Антоний достал из пачки две штуки, сунул обе себе в рот и прикурил, потом одну протянул Брогану. Червяк благодарно кивнул, затянулся и снова углубился в размышления.
Шелл тем временем, привлекая мое внимание, похлопал меня по руке.
— У Эммета мозг как камера. Он может вспомнить все, что читал, словно книга прямо сейчас стоит перед ним, — объяснил он.
— Диббук, — сказал Броган, на лице которого появилась горделивая улыбка — похвала Шелла явно доставила ему удовольствие. — Это иудейская штука. Еврейский оккультизм.
— Это призрак? — спросил Антоний.
— Не совсем, — сказал Броган. — Вот теперь припоминаю. Что-то вроде демона. Это когда дух мертвеца — конечно же, злой дух — вселяется в тело живого человека и управляет им. Вот это и есть диббук. Есть поверье, что когда такое случается, значит, дух намерен как-нибудь повредить живым.
— Еврейский, говоришь? — спросил Шелл.
— Да, определенно.
Шелл кивнул.
— Хорошо. Тогда второй вопрос. — Он посмотрел на меня. — Диего, где у тебя рисунок?
Я засунул руку в карман, вытащил оттуда клочок бумаги, развернул его и, положив на стол, разгладил складки. На бумаге был восстановленный мной по памяти символ с куска материи, укрывавшего мертвую девочку. Я подтолкнул бумажку Червяку.

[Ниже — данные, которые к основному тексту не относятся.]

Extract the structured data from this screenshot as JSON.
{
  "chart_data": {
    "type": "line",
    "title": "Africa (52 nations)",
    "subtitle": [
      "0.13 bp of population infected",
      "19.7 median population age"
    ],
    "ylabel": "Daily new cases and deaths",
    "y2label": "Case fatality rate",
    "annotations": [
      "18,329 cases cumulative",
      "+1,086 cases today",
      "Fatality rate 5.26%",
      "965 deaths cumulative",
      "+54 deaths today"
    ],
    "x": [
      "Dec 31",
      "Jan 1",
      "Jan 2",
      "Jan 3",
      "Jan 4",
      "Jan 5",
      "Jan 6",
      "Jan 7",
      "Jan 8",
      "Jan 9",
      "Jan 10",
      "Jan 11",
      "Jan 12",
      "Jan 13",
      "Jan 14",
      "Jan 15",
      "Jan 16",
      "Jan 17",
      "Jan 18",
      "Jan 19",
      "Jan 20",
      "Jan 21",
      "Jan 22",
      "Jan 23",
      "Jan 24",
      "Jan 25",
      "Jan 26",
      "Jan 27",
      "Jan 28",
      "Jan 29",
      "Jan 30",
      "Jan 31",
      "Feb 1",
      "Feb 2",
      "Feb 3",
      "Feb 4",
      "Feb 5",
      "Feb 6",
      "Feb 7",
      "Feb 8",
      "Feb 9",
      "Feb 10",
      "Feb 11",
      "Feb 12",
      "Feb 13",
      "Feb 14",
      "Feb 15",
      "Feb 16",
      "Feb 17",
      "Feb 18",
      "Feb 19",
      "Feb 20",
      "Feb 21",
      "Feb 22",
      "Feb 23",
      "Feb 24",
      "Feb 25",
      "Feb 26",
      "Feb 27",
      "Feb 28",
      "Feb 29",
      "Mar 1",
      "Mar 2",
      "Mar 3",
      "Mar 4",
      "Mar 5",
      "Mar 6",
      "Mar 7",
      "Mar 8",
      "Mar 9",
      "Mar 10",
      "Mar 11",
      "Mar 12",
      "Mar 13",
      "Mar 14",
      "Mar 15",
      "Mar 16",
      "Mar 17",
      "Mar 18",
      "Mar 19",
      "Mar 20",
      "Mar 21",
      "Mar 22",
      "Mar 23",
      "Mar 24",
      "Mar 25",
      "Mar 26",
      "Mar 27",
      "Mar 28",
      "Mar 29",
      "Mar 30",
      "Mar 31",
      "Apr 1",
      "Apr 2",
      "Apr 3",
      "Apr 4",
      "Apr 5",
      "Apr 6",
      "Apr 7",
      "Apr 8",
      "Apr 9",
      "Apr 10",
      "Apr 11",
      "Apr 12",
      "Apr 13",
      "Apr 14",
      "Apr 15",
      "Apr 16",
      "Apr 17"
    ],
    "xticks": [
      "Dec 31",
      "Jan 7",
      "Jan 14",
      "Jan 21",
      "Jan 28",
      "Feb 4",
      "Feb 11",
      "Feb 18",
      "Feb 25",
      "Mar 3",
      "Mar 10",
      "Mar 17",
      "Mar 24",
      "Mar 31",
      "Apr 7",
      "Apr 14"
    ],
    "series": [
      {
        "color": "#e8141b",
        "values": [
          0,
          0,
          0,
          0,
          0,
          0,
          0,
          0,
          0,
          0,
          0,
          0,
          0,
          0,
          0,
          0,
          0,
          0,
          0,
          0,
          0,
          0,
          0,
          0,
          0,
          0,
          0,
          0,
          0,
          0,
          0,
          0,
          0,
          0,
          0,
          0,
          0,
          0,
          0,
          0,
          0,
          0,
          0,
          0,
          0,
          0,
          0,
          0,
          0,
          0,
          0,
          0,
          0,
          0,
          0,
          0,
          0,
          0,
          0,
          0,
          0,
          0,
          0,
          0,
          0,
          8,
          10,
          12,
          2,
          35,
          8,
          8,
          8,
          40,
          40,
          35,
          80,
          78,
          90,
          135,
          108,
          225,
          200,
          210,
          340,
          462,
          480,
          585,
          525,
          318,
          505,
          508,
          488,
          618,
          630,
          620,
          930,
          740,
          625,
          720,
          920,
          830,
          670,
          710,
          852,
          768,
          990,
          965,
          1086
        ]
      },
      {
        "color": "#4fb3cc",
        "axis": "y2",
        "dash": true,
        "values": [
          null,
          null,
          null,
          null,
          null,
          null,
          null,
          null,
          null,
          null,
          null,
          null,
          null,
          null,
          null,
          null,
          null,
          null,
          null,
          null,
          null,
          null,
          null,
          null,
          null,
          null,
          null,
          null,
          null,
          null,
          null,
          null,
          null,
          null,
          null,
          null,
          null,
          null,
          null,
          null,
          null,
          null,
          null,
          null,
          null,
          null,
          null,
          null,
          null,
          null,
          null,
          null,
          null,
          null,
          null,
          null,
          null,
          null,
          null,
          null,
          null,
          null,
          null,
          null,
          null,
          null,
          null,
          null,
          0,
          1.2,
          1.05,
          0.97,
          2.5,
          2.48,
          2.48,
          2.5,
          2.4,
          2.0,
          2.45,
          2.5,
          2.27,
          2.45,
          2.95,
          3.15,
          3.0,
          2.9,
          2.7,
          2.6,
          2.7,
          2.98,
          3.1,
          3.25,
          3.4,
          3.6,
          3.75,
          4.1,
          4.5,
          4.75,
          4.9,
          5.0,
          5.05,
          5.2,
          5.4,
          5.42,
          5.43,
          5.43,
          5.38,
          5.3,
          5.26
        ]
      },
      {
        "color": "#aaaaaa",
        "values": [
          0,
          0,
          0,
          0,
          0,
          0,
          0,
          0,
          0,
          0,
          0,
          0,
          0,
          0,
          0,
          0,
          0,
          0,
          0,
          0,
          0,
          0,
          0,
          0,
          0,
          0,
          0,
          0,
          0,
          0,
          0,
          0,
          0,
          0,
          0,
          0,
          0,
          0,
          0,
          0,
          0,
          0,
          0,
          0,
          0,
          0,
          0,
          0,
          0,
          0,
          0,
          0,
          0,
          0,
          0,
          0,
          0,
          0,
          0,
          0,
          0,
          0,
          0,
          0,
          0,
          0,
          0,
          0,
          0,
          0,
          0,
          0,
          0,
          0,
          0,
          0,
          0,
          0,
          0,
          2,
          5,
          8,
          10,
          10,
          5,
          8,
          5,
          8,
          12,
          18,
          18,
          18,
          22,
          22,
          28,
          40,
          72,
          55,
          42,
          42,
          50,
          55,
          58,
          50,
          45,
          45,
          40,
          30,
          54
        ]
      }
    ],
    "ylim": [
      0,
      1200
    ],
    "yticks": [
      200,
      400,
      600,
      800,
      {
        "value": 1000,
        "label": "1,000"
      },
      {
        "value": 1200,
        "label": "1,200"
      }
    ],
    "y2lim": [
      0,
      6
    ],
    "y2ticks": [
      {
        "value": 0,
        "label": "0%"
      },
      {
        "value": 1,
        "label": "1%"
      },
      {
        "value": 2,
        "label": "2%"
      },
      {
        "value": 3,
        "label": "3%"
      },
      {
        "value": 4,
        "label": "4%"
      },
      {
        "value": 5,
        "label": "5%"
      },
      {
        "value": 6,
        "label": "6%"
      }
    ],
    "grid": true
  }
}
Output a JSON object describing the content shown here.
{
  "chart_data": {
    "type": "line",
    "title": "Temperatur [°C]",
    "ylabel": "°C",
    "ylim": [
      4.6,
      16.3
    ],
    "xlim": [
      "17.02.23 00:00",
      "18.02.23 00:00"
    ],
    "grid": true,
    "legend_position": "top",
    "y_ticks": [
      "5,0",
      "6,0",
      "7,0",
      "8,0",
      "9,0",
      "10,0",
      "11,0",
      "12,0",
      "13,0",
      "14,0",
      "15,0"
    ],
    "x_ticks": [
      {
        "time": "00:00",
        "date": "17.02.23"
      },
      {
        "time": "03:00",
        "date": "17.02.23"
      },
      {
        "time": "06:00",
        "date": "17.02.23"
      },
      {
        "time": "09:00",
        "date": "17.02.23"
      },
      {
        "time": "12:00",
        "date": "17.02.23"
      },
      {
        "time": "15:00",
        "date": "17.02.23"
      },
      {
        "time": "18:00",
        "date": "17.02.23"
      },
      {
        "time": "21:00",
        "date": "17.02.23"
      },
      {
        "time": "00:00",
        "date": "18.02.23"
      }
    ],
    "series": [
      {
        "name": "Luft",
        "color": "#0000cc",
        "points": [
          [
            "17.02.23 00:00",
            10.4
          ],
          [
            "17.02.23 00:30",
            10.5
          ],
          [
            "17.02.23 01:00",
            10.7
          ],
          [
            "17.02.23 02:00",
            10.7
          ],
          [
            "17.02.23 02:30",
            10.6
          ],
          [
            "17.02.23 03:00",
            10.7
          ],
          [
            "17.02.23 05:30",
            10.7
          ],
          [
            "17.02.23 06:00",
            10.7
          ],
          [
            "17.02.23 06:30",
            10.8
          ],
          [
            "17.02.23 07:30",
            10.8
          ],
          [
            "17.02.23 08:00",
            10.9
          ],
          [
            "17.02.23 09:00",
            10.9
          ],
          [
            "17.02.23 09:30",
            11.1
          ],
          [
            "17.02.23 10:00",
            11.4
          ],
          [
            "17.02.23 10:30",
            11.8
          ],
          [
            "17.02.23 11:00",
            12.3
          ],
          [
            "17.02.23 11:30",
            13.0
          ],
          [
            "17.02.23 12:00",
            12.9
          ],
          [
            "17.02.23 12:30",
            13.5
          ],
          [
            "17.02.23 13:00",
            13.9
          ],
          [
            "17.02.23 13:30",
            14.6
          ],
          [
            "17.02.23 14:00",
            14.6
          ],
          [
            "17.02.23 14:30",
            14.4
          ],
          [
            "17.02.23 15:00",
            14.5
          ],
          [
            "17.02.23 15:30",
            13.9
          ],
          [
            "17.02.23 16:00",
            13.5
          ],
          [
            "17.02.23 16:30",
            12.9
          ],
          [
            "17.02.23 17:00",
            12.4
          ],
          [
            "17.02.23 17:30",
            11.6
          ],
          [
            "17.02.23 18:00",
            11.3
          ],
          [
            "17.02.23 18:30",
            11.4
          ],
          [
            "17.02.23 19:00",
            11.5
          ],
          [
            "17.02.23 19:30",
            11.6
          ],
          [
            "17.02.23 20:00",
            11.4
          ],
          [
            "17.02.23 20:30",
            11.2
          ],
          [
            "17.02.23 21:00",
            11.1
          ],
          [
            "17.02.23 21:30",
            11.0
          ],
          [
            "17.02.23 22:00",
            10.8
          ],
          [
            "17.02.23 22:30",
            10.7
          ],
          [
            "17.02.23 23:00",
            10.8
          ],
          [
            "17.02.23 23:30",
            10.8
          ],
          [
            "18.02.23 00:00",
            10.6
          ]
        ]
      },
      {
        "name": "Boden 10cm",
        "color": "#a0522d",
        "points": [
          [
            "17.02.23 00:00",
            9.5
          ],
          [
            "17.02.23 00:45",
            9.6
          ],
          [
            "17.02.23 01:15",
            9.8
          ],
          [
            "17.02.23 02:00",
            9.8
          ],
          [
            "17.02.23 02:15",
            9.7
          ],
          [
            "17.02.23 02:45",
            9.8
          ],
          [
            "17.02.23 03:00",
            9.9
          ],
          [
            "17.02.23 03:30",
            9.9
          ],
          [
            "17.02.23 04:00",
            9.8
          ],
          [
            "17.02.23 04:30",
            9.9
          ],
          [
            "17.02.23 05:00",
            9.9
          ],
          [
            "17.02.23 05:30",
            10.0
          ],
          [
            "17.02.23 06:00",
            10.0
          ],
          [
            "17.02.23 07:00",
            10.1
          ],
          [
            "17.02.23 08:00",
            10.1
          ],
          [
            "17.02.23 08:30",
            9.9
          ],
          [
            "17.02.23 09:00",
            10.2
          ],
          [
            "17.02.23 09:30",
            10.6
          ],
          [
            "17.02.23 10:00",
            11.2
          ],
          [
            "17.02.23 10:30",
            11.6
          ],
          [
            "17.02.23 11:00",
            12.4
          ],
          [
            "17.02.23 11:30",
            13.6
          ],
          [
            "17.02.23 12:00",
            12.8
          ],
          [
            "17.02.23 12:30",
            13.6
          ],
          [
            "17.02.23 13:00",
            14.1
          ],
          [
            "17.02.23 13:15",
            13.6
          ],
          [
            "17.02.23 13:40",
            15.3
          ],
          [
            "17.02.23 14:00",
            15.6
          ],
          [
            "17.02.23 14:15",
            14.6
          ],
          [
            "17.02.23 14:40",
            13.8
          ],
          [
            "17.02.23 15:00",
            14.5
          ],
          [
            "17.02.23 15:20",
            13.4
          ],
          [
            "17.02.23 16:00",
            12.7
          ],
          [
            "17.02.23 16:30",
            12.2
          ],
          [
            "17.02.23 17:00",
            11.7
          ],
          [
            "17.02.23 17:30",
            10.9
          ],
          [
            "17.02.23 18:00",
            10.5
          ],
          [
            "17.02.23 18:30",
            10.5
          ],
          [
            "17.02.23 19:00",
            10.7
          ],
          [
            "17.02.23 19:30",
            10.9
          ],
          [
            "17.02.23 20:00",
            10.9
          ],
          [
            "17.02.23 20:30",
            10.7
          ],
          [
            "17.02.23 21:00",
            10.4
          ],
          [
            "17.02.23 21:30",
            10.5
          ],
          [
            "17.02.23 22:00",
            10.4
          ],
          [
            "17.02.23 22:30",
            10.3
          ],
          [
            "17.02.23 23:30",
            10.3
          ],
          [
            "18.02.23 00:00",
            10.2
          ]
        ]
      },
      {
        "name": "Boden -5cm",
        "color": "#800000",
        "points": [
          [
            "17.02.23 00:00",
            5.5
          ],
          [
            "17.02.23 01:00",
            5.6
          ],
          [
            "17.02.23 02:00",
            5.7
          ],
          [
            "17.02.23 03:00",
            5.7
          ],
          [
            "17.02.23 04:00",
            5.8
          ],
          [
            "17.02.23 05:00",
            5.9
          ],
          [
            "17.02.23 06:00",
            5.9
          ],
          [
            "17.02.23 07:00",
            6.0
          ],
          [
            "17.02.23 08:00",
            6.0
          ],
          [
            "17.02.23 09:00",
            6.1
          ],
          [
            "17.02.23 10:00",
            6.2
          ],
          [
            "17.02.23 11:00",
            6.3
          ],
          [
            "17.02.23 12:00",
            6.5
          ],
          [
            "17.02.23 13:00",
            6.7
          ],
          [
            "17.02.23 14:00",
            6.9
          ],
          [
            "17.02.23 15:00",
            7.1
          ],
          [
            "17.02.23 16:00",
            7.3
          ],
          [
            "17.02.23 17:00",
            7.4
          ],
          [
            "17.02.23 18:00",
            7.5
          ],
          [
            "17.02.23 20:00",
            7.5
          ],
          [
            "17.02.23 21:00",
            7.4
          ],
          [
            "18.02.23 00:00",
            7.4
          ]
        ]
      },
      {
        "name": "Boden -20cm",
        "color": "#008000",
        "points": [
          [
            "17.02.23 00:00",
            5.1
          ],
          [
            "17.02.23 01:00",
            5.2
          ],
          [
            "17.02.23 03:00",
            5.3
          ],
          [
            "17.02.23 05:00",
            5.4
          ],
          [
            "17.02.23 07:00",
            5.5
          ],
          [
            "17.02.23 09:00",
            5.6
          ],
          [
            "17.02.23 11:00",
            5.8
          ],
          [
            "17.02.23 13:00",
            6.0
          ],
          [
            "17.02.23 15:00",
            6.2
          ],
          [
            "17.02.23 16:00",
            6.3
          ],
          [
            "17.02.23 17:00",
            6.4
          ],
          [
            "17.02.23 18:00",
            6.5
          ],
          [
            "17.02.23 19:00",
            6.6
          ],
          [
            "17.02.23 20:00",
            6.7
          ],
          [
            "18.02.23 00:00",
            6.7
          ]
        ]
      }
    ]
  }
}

— Ой, это я знаю, — сказал он. Ткнул в бумажку указательным пальцем, а другой рукой поднес стакан ко рту. — Да-да, — кивнул он самому себе.
— Я думал, может, это связано с религией, — предположил Шелл. — Тут кресты.
— Можно и так сказать, — проговорил Броган. — Это символ Клана.
— Какого клана? — спросил Антоний.
— Есть только один Клан, — сказал Броган. — Ку-клукс-клан.
— Клан? — поднял брови Шелл. — Это было найдено на острове.[47]
— Неудивительно. Несколько лет назад весь остров был под Кланом.
— Я и понятия не имел.
— В июне двадцать третьего более двадцати пяти тысяч человек собрались на громадном поле, чтобы выслушать послание Клана, — сказал Червяк. — И знаешь где? Вовсе не в Алабаме. Не в Южной Каролине. И не на Миссисипи.
Шелл и Антоний покачали головами.
— Ист-Ислип, Лонг-Айленд, — продолжил Червяк и шлепнул ладонью по столу. — Ну да, несколько лет назад я делал для одного парня из федерального правительства целый обзор. Каждый седьмой или восьмой житель острова состоял в Клане. Белые капюшоны, горящие кресты, шествия.
— Когда я перебивался с бродячей труппой, мы слышали о том, что они линчуют цветных, — сказал Антоний.
— Это был новый вид Клана. Тоже расисты, но толпе все подавалось под соусом законности и порядка. Смотри: на острове было слишком мало цветных, чтобы натравливать людей на них, а потому Клан перенес свою ненависть на католиков, евреев, иммигрантов. Они боролись против растворения, по их словам, белой расы в массе иностранцев, наводнявших страну. И они горой стояли за сухой закон. — Броган поднял стакан, словно провозглашая тост, и сделал большой глоток.
— И в какой части острова они располагались? — спросил Шелл.
— Да везде в этом треклятом месте. Они создали маленькие банды для охраны береговой линии от бутлегеров — не давали им высаживаться. Устраивали перестрелки. Много насилия. Власть белых — вот их всегдашняя главная цель. В конце концов их подкосили внутренние распри. К концу двадцатых большая их часть рассеялась, но кто-то наверняка еще остался на острове. Во времена их расцвета — то есть меньше десяти лет назад — им, случалось, позволяли выступать в церквях и школах, и они приходили в своих капюшонах и всяком таком. Многие пасторы их горячо поддерживали. В общем, неприглядно.